I love him but I disagree and I don’t want my daughter to think she can get away with lying. She could’ve done something with her friends to, but insisted that she keep the phone.
coneyb11 said:
NTA. Lying, bribing, doubling down when caught in the lie, and refusing to give up the phone? You definitely needed to escalate the punishment. Stick to it! Your husband giving in will only reinforce that it's okay to behave this way.
tatasz said:
NTA. Vase is not a big deal, but the lies and trying to frame a sibling are not ok at all.
HP1029 said:
NTA. I have a 13 year old and the lying would be my major issue too, I’ve told my daughter if she messes up own up, if she lies then she’ll get punished for the lie. I think what you’ve done is fair, your son owned up when asked your daughter didn’t so she gets a worse punishment
Agreeable-Tale9729 said:
YTA. It seems like you favor your son over your daughter just in the differences in treatment. Making her miss something like that is a bit too far. Also you should question why your daughter is afraid to admit to accidents (although it is possible her brother is setting her up).
It’s so wild that if a friend did this in our house, we’d let them off with an apology. But since it’s our child, better bring down the hammer. If kids feel safer lying than owning mistakes — that should be a red flag about how we are punishing them.
OP responded:
My son admitted to it and gave up his phone, my daughter continued to lie and refused to give up her phone, that’s why there needs to be a difference.
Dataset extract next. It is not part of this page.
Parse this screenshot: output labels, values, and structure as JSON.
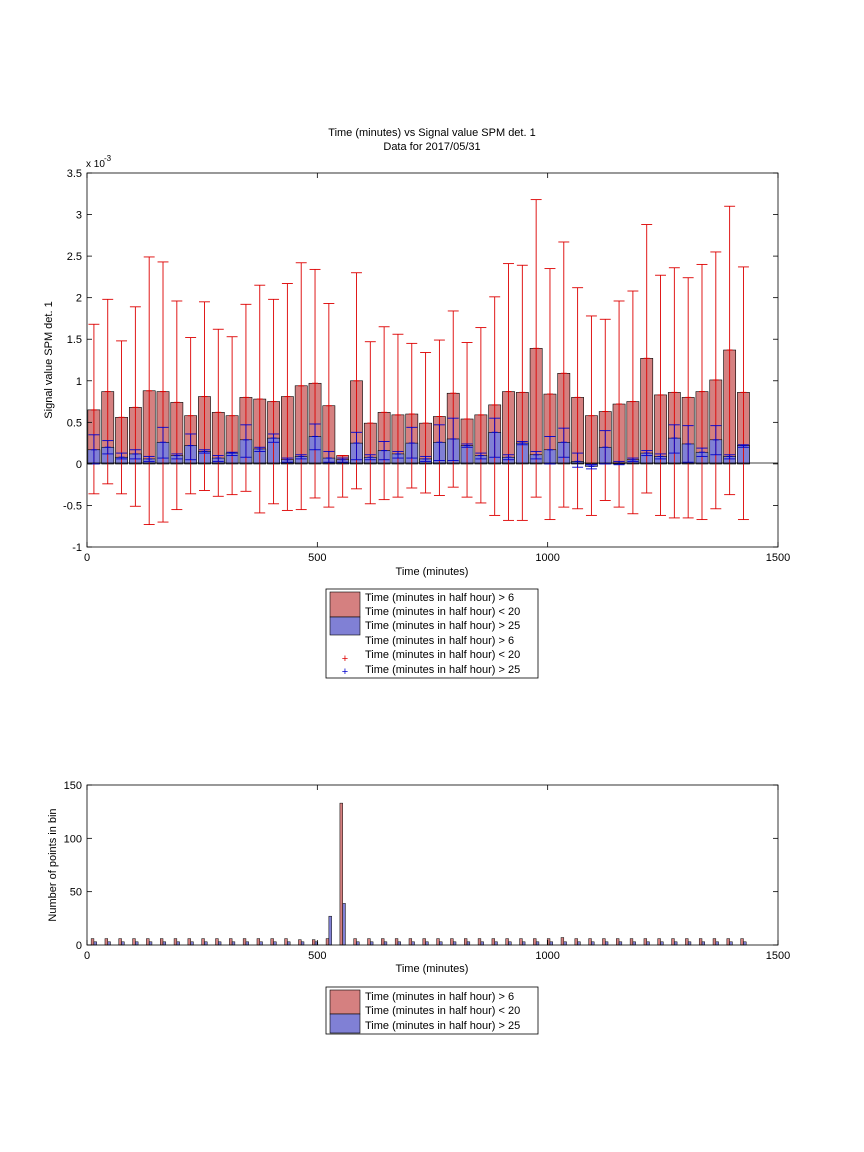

My issue is they knew they weren’t supposed to be playing with the ball but did it anyways, not the fact the vase was broken.
PrimaryAble4511 said:
YTA. There’s a reason your kids are liars. Your punishments don’t fit the crime. Why not put them to work so they can pay you back for your property they broke?
By taking their phones and restricting prom access you’re showing them it’s okay to be controlling towards others with no logic and solely emotion driven, and that you’re not intelligent enough to come up with a fair consequence, which will lead to resentment towards you. Treating children like this will almost definitely lead to issues in their future relationships.
OP responded:
The vase is expensive and whatever work they do would be very minimal towards the total cost of the vase and I don’t know if it would actually make them feel like they contributed to paying for a new one, but I’ll definitely explore that. What should I do about the lying though? My daughter lied but my son didn’t and I need to show that lying isn’t ok.
nothingclever4now said:
YAH The punishment should fit the crime and you went overboard. She'll never have that opportunity again. She should work to earn money to replace the vase and possibly lose phone privileges for a certain period of time. But don't force her to miss prom. These are Milestone events.
And OP responded:
I mean, there are dances in other years but I get your point, but what should I do about the lying? I already took the phones away for both kids and the vase is way too expensive for a child to be expected to put money towards, whatever they could earn would be minimal. Me and my husband make enough that we can replace it and not have it be a huge dent in our bank account.